A negação dos rios intermitentes como “rios de verdade” é uma situação que é ainda mais empedernida quando relacionada aos rios menores, os milhares e milhares de riachos que rasgam os sertões de modo capilar e formam centenas de micro sub-bacias do São Francisco “botando” (tendo seus leitos com água) poucas vezes ao ano.

Com a devastação das caatingas e o avanço da desertificação, os corpos d’água intermitentes têm ainda mais suas atribuições de “rio de verdade” comprometidas. Como todos os rios perenes, também devem ter matas ciliares, suas APPs – Áreas de Preservação Permanente respeitadas e protegidas.
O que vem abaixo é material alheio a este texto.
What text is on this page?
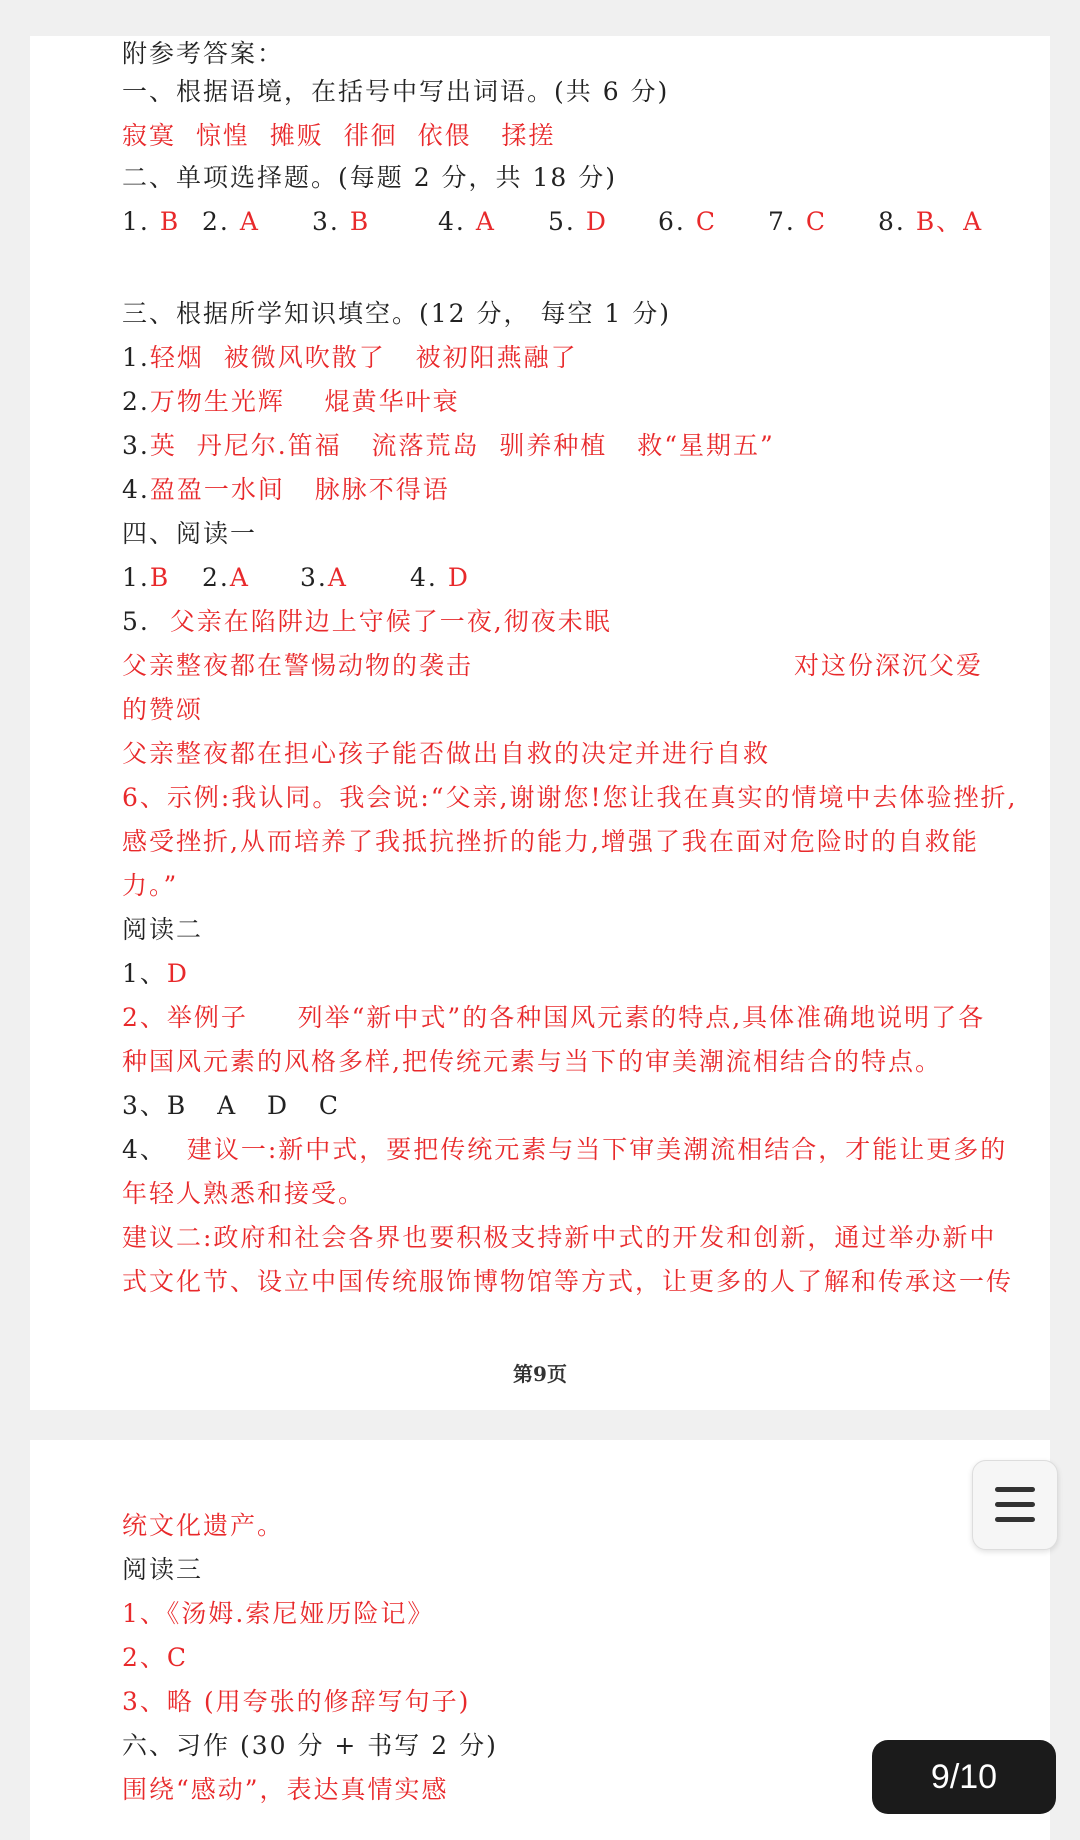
附参考答案：
一、根据语境，在括号中写出词语。(共 6 分)
寂寞  惊惶  摊贩  徘徊  依偎   揉搓
二、单项选择题。(每题 2 分，共 18 分)
1. B 2. A 3. B	4. A 5. D 6. C 7. C 8. B、A
三、根据所学知识填空。(12 分， 每空 1 分)
1.轻烟  被微风吹散了   被初阳燕融了
2.万物生光辉    焜黄华叶衰
3.英  丹尼尔.笛福   流落荒岛  驯养种植   救“星期五”
4.盈盈一水间   脉脉不得语
四、阅读一
1.B 2.A 3.A 4. D
5.  父亲在陷阱边上守候了一夜,彻夜未眠
父亲整夜都在警惕动物的袭击	对这份深沉父爱
的赞颂
父亲整夜都在担心孩子能否做出自救的决定并进行自救
6、示例:我认同。我会说:“父亲,谢谢您!您让我在真实的情境中去体验挫折,
感受挫折,从而培养了我抵抗挫折的能力,增强了我在面对危险时的自救能
力。”
阅读二
1、D
2、举例子     列举“新中式”的各种国风元素的特点,具体准确地说明了各
种国风元素的风格多样,把传统元素与当下的审美潮流相结合的特点。
3、B   A   D   C
4、  建议一:新中式，要把传统元素与当下审美潮流相结合，才能让更多的
年轻人熟悉和接受。
建议二:政府和社会各界也要积极支持新中式的开发和创新，通过举办新中
式文化节、设立中国传统服饰博物馆等方式，让更多的人了解和传承这一传
第9页
统文化遗产。
阅读三
1、《汤姆.索尼娅历险记》
2、C
3、略 (用夸张的修辞写句子)
六、习作 (30 分 + 书写 2 分)
围绕“感动”，表达真情实感	9/10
Na época das trovoadas, com chuvas torrenciais pontuais, as devastadas caatingas não contam com suas matas para proteger os solos do impacto das águas. Estas correm soltas, pelas encostas e naturalmente seguem os micro vales, os vales maiores, de cada riacho e de cada rio maior, carreando o que tiver em seu caminho, com potência que surpreende muitas vezes até mesmo aos que já conhecem tais ocorrências.

Em sua grande maioria, sobretudo em zonas próximas a centros urbanos, povoados, casarios, os rios intermitentes são hoje lixeiras onde de tudo se encontra: sucatas; restos de móveis; lixo variado; lixo hospitalar; entulhos de obras; pneus e plástico, muito plástico. Tudo pronto para ser carreado, quando nas trovoadas, e chegar aos rios maiores e, finalmente, ao São Francisco.

Além do lixo, como “não são rios de verdade”, também são agredidos de forma violenta pela extração ilegal de areia; invasão de proprietários de animais que ali criam seus rebanhos; construções ilegais, tudo sem fiscalização. Pobres rios e riachos catingueiros.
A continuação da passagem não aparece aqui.